For one thing, I really like it when I find a sci-fi setting that can fit or mesh into our real life and history. I also like it when the 'magic' or parts of the story that require suspension of disbelief fit with the supernatural found in scripture. However you interpret scripture, be it literally or illustrative, you really need to apply your imagination to get any kind of meaning. Jesus essentially had super powers.

If you boil all of the detail away, most stories are echoes or reflections of the gospel. Good conquering evil.

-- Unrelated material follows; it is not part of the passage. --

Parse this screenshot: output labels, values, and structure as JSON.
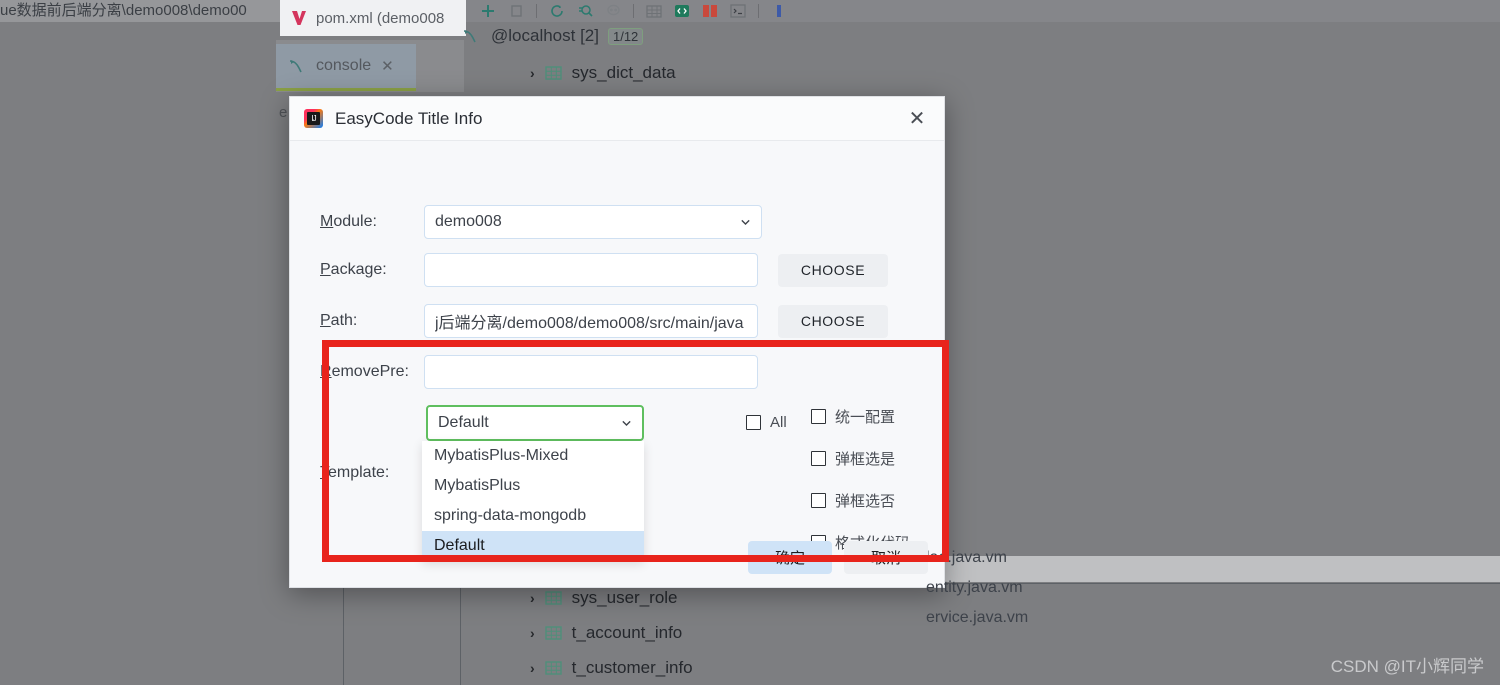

The whole saga of the Holy Bible requires a lot of suspension of disbelief. Should we say suspension of disbelief = faith? You practice that a lot and you get good at it, I suppose. So, guess one could say that when you read sci-fi and fantasy literature and imagine it as possible you are training your mind to more readily accept the account of miracles in scripture.

I consider most role-playing games closely related to sci-fi and fantasy literature (and in some cases there is no difference at all). The method in which most of these games are [performed?] portrayed requires a great deal of imagination. Recently, our church took us through a study series that examined the use of imagination in prayer (this was called the Animate series. More info here). I was amazed at how easy this was for me having somewhat regularly practiced this with my gaming hobby. Some of the methods of prayer in the series were EXACTLY the same as were used in gaming. Using the same proverbial muscles, if you will.

I'd say sci-fi and fantasy flex one's imagination. It seems to me one's imagination is quite useful, if not required when reading and really meaningfully comprehending many aspects of the Bible. The Bible, after all, looks a lot like sci-fi or fantasy.